Work is the band’s first album released on Merge Records. Labelmates Freelance Whales opened for the band at Varsity, and will do so for several other dates. The last time Shout Out Louds played in Minneapolis was back in 2007, in support of Our Ill Wills. Olenius said the Swedish band have enjoyed being back in the States.
“This tour so far has been really, really good,” Olenius said. “I think it’s been the best so far. It seems like we toured quickly after the second album came out here, so people hadn’t heard it before. They came to our shows, you could sort of sense that a bit [that they weren’t familiar with the material] but now we sort of waited a while, and the older stuff has been going great as well, so it feels really really great. We’ve been out for about ten days, about two weeks. Everybody’s tired and it’s raining and it’s cold in Minneapolis, but I think it’s been one of the best [tours] so far.”
The show started off with “1999”—a new track, not the band paying homage to Prince. Shout Out Louds briefly broke into a cover, though, later in the set, during “Very Loud,” while playing the breakdown on woodblocks, with “Walk Like An Egyptian,” which has a similar beat. Olenius repeated the lyrics “Walk like an Egyptian” twice before returning to his song. The band performed “Come Back,” which was the big hit from their first album, as a lead up to “Fall Hard,” the big hit from their new album—another well-crafted moment in the set, proof that Shout Out Louds put a lot of thought into what they do.
The band incorporates an array of instruments into their repertoire, making it a thrill to watch the band members put them all to use. Olenius switched among tambourine, guitar, and wood block, as did other band members. Bebban Stenberg took turns rocking out on the keyboard and Moog.
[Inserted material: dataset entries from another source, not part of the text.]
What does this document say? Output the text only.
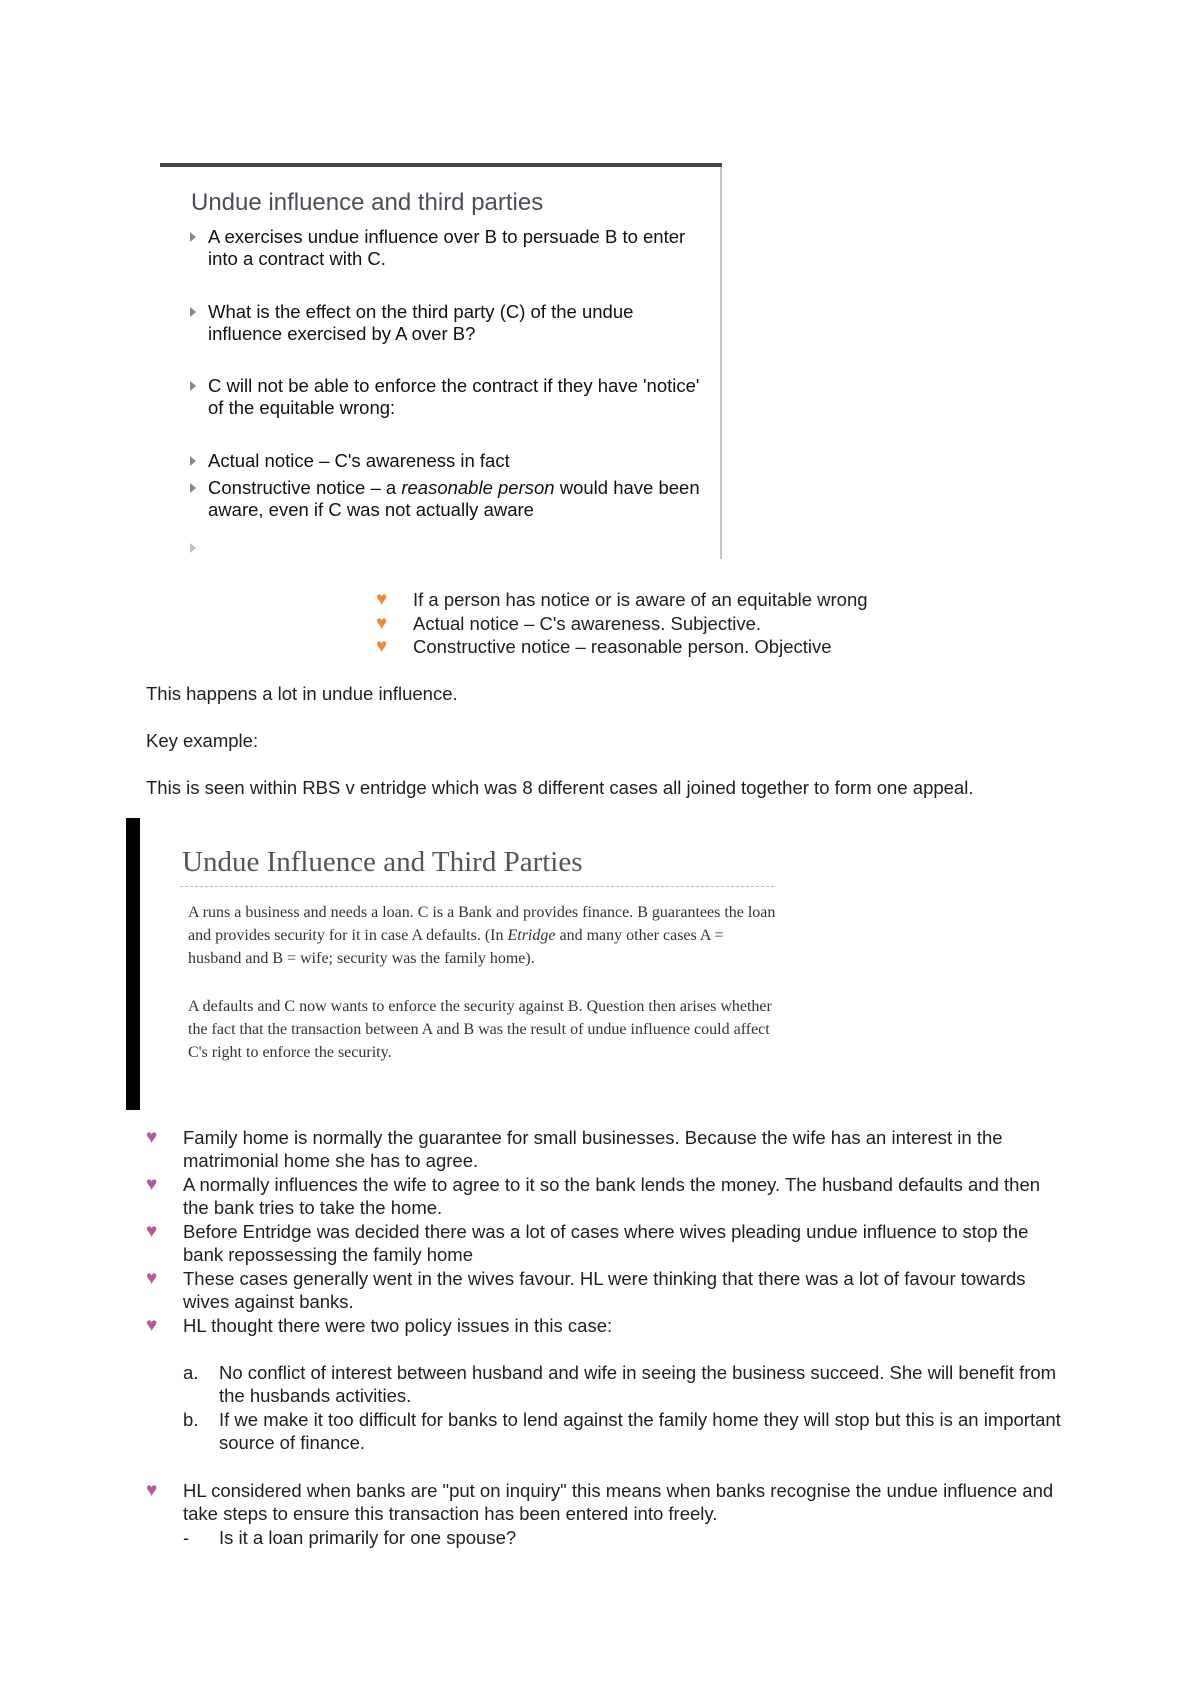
Undue influence and third parties
A exercises undue influence over B to persuade B to enter into a contract with C.
What is the effect on the third party (C) of the undue influence exercised by A over B?
C will not be able to enforce the contract if they have 'notice' of the equitable wrong:
Actual notice – C's awareness in fact
Constructive notice – a reasonable person would have been aware, even if C was not actually aware
♥ If a person has notice or is aware of an equitable wrong
♥ Actual notice – C's awareness. Subjective.
♥ Constructive notice – reasonable person. Objective
This happens a lot in undue influence.
Key example:
This is seen within RBS v entridge which was 8 different cases all joined together to form one appeal.
Undue Influence and Third Parties
A runs a business and needs a loan. C is a Bank and provides finance. B guarantees the loan and provides security for it in case A defaults. (In Etridge and many other cases A = husband and B = wife; security was the family home).
A defaults and C now wants to enforce the security against B. Question then arises whether the fact that the transaction between A and B was the result of undue influence could affect C's right to enforce the security.
♥ Family home is normally the guarantee for small businesses. Because the wife has an interest in the matrimonial home she has to agree.
♥ A normally influences the wife to agree to it so the bank lends the money. The husband defaults and then the bank tries to take the home.
♥ Before Entridge was decided there was a lot of cases where wives pleading undue influence to stop the bank repossessing the family home
♥ These cases generally went in the wives favour. HL were thinking that there was a lot of favour towards wives against banks.
♥ HL thought there were two policy issues in this case:
a. No conflict of interest between husband and wife in seeing the business succeed. She will benefit from the husbands activities.
b. If we make it too difficult for banks to lend against the family home they will stop but this is an important source of finance.
♥ HL considered when banks are "put on inquiry" this means when banks recognise the undue influence and take steps to ensure this transaction has been entered into freely.
- Is it a loan primarily for one spouse?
Shout Out Louds began their encore with “Impossible,” one of the best songs on Our Ill Wills. As expected, they ended with “Walls,” but not just because it is the current single from Work. “Walls” is a track that marries the orchestrated sound of Our Ill Wills with the simplicity of Howl Howl Gaff Gaff or Work. The song starts off slowly, gradually building momentum until its powerful end, with lyrics including “Whatever they say/ we’re the ones building walls/ whatever they say/ never trust anyone/ so run away/ run run run run.” It felt like Shout Out Louds were embracing their fans, just before sending them off into the night.